Silencing of the two-component sensor kinase GacS impairs mobility, biofilm formation and improves tolerance to acute oxidative stress
CRISPRi system has been shown to confer a rapid gene silencing that is stable over time 54,66. As numerous P. fluorescens phenotypes related to mobility and biofilm are typically measured after 48 hours, we investigated CRISPRi-mediated silencing of the pleiotropic gacS (PFLU3777) gene. We found that upon induction of dCas9 expression, the strain expressing the gacSNT guide was totally impaired in swarming motility after 48 hours (Figure 3), in keeping with the tight control of motility by gacS in Pseudomonas 17,24,25,67,68. Expression of the gacST guide also led to a clear defect in swarming (supplementary Fig. S6). Silencing of gacS also produced strong defects in biofilm formation relative to the control strain with no gRNA (Figures 4-6). The biofilm pellicles formed at the air-liquid interface were imaged by confocal microscopy after staining of the cells with the membrane-specific dye FM1-43 biofilm tracer (green) or staining of the exopolysaccharides with the Congo red dye (red). A 3D reconstruction of the biofilm revealed that gacS silencing produced a thinner and less cohesive pellicle with lower cell biomass compared to control (Figure 4, 5). Likewise, the exopolysaccharide matrix exhibited irregular density and discontinuities (Figure 4, 5), indicating impaired biofilm formation and altered physical properties of the pellicle. Thus, CRISPRi-mediated silencing of gacS fully reproduced the phenotypic defects in surface motility and biofilm formation that are hallmarks of gacS mutants in Pseudomonas17,18,20,24,25. Interestingly, the gacS knockdown strain appeared about 3-fold more tolerant to H2O2 exposure than the control strain (Supplementary Fig. S7). This is in contrast with previous observations in SBW25 that growth of a gacS::Tn5 mutant is inhibited in the presence of H2O2 25 and may be due to differences in H2O2 treatments. The increased survival to oxidative stress observed here could result from a short and acute exposure to H2O2 which differs from the long and chronic exposure condition used in previous studies 25. From these results, we conclude that CRISPRi-mediated gene silencing enables the reliable study of plate-based phenotypes that take 48 hours to develop. It is therefore a robust approach to interrogate gene-phenotype relationships in P. fluorescens.

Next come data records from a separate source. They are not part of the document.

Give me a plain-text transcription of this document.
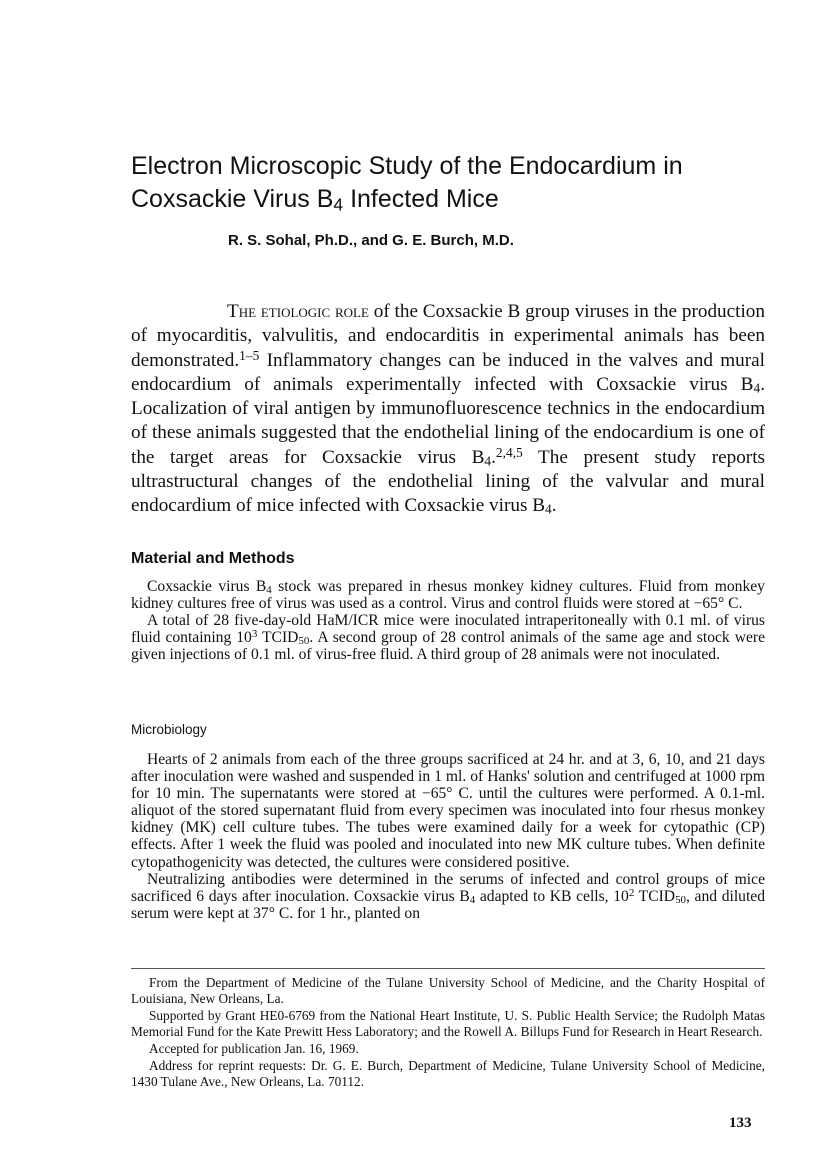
Electron Microscopic Study of the Endocardium in Coxsackie Virus $B_4$ Infected Mice
R. S. Sohal, Ph.D., and G. E. Burch, M.D.

The etiologic role of the Coxsackie B group viruses in the production of myocarditis, valvulitis, and endocarditis in experimental animals has been demonstrated.$^{1-5}$ Inflammatory changes can be induced in the valves and mural endocardium of animals experimentally infected with Coxsackie virus $B_4$. Localization of viral antigen by immunofluorescence technics in the endocardium of these animals suggested that the endothelial lining of the endocardium is one of the target areas for Coxsackie virus $B_4.^{2,4,5}$ The present study reports ultrastructural changes of the endothelial lining of the valvular and mural endocardium of mice infected with Coxsackie virus $B_4$.

Material and Methods

Coxsackie virus $B_4$ stock was prepared in rhesus monkey kidney cultures. Fluid from monkey kidney cultures free of virus was used as a control. Virus and control fluids were stored at −65° C.

A total of 28 five-day-old HaM/ICR mice were inoculated intraperitoneally with 0.1 ml. of virus fluid containing $10^3$ $TCID_{50}$. A second group of 28 control animals of the same age and stock were given injections of 0.1 ml. of virus-free fluid. A third group of 28 animals were not inoculated.

Microbiology

Hearts of 2 animals from each of the three groups sacrificed at 24 hr. and at 3, 6, 10, and 21 days after inoculation were washed and suspended in 1 ml. of Hanks' solution and centrifuged at 1000 rpm for 10 min. The supernatants were stored at −65° C. until the cultures were performed. A 0.1-ml. aliquot of the stored supernatant fluid from every specimen was inoculated into four rhesus monkey kidney (MK) cell culture tubes. The tubes were examined daily for a week for cytopathic (CP) effects. After 1 week the fluid was pooled and inoculated into new MK culture tubes. When definite cytopathogenicity was detected, the cultures were considered positive.

Neutralizing antibodies were determined in the serums of infected and control groups of mice sacrificed 6 days after inoculation. Coxsackie virus $B_4$ adapted to KB cells, $10^2$ $TCID_{50}$, and diluted serum were kept at 37° C. for 1 hr., planted on

From the Department of Medicine of the Tulane University School of Medicine, and the Charity Hospital of Louisiana, New Orleans, La.

Supported by Grant HE0-6769 from the National Heart Institute, U. S. Public Health Service; the Rudolph Matas Memorial Fund for the Kate Prewitt Hess Laboratory; and the Rowell A. Billups Fund for Research in Heart Research.

Accepted for publication Jan. 16, 1969.

Address for reprint requests: Dr. G. E. Burch, Department of Medicine, Tulane University School of Medicine, 1430 Tulane Ave., New Orleans, La. 70112.

133
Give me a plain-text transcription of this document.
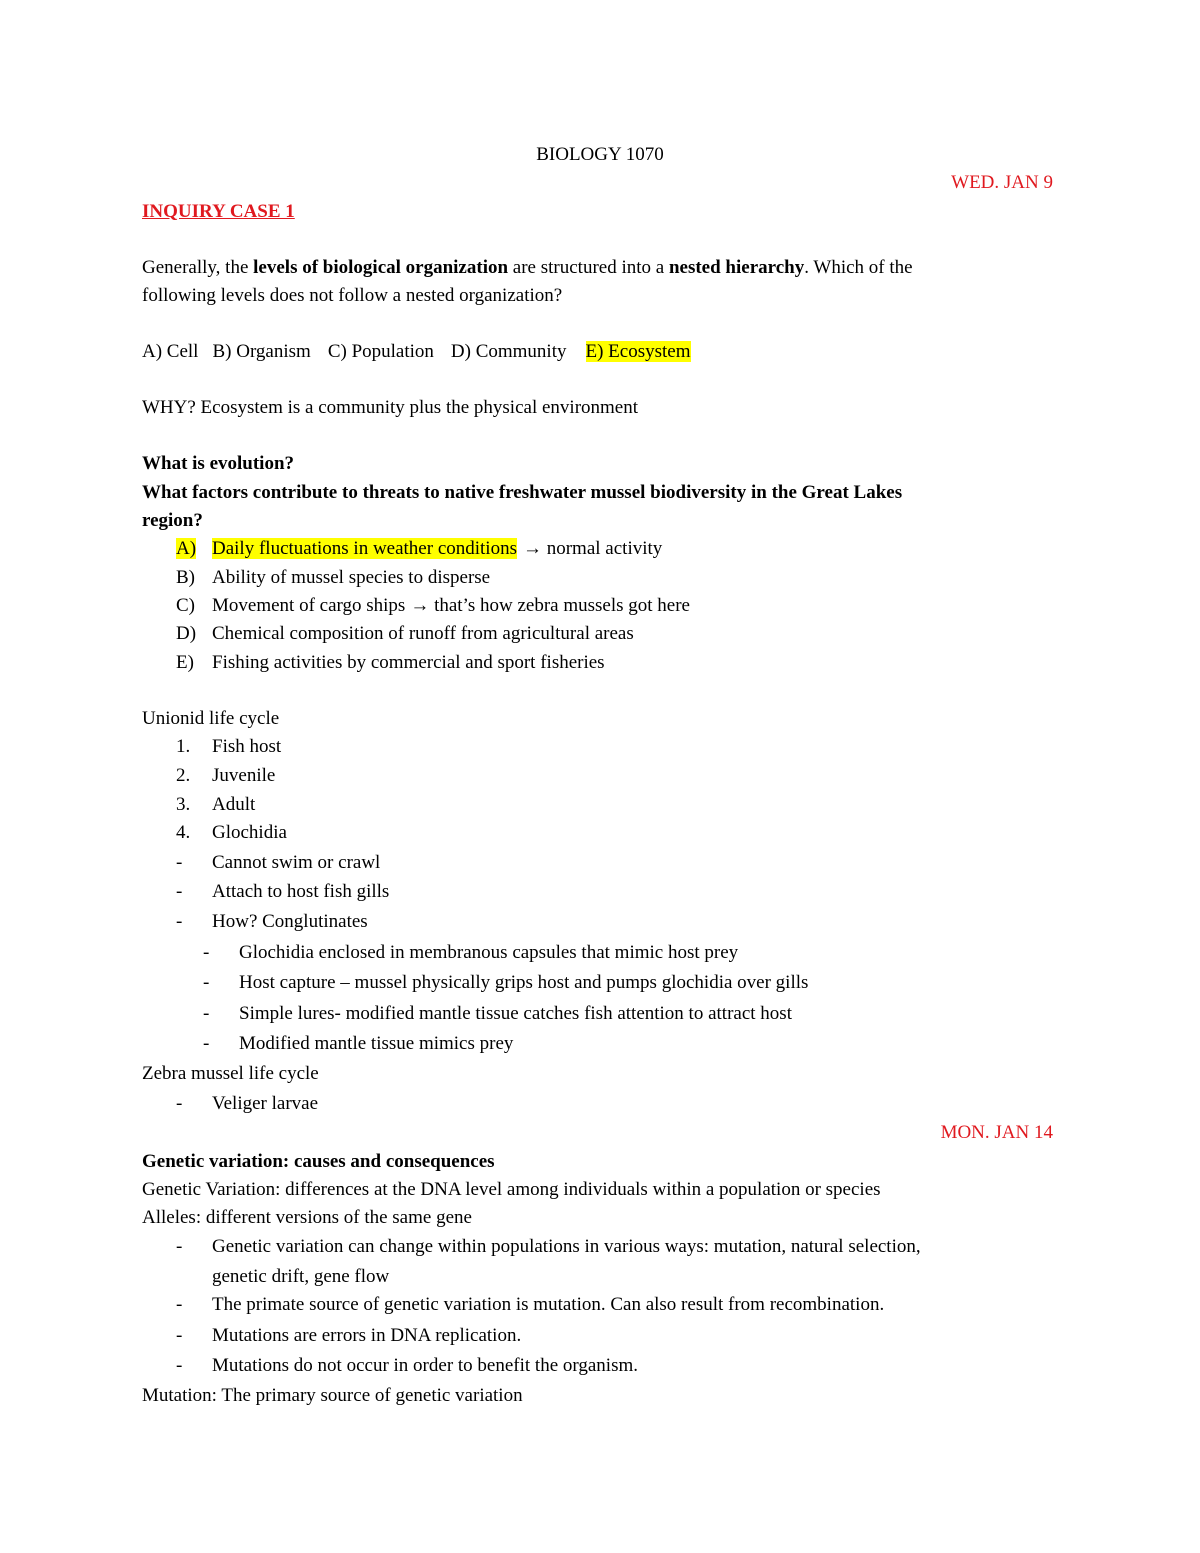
BIOLOGY 1070
WED. JAN 9
INQUIRY CASE 1
Generally, the levels of biological organization are structured into a nested hierarchy. Which of the
following levels does not follow a nested organization?
A) Cell B) Organism C) Population D) Community E) Ecosystem
WHY? Ecosystem is a community plus the physical environment
What is evolution?
What factors contribute to threats to native freshwater mussel biodiversity in the Great Lakes
region?
A) Daily fluctuations in weather conditions → normal activity
B) Ability of mussel species to disperse
C) Movement of cargo ships → that’s how zebra mussels got here
D) Chemical composition of runoff from agricultural areas
E) Fishing activities by commercial and sport fisheries
Unionid life cycle
1. Fish host
2. Juvenile
3. Adult
4. Glochidia
- Cannot swim or crawl
- Attach to host fish gills
- How? Conglutinates
- Glochidia enclosed in membranous capsules that mimic host prey
- Host capture – mussel physically grips host and pumps glochidia over gills
- Simple lures- modified mantle tissue catches fish attention to attract host
- Modified mantle tissue mimics prey
Zebra mussel life cycle
- Veliger larvae
MON. JAN 14
Genetic variation: causes and consequences
Genetic Variation: differences at the DNA level among individuals within a population or species
Alleles: different versions of the same gene
- Genetic variation can change within populations in various ways: mutation, natural selection,
genetic drift, gene flow
- The primate source of genetic variation is mutation. Can also result from recombination.
- Mutations are errors in DNA replication.
- Mutations do not occur in order to benefit the organism.
Mutation: The primary source of genetic variation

CRISPRi interrogation of genes involved in c-di-GMP signaling for swarming motility and biofilm formation
Next, we applied CRISPRi silencing to five biofilm-associated genes in SBW25 encoding c-di-GMP binding proteins that are known to act at various stages of the biofilm formation in Pseudomonas28. PFLU0988 is a homolog of P. aeruginosa alg44 encoding an alginate co-polymerase 69. PFLU0621 is a homolog to P. aeruginosa gcbA encoding the DGC-promoting biofilm enzyme GcbA33. PFLU0458 and PFLU4858 are homologs of dipA and bifA, respectively, which encode enzymes with characterized PDE activity in P. aeruginosa and P. putida 35,37-39. PFLU0263 encodes the single EAL domain protein RimA with characterized PDE activity in SBW25 41. In addition, we investigated PFLU1114, a gene of unknown function, encoding a putative PDE (Pseudomonas Ortholog Group POG020457). Of note, rimA is the first gene of an operon comprising rimB (PFLU0262) and rimK (PFLU0261), suggesting that CRISPRi-mediated silencing of rimA will likely also affect expression of the downstream genes (Supplementary Fig. S3). For each selected gene, we designed a gRNANT targeting a site at the start of the ORF and tested the effect of gene silencing on swarming motility and biofilm formation.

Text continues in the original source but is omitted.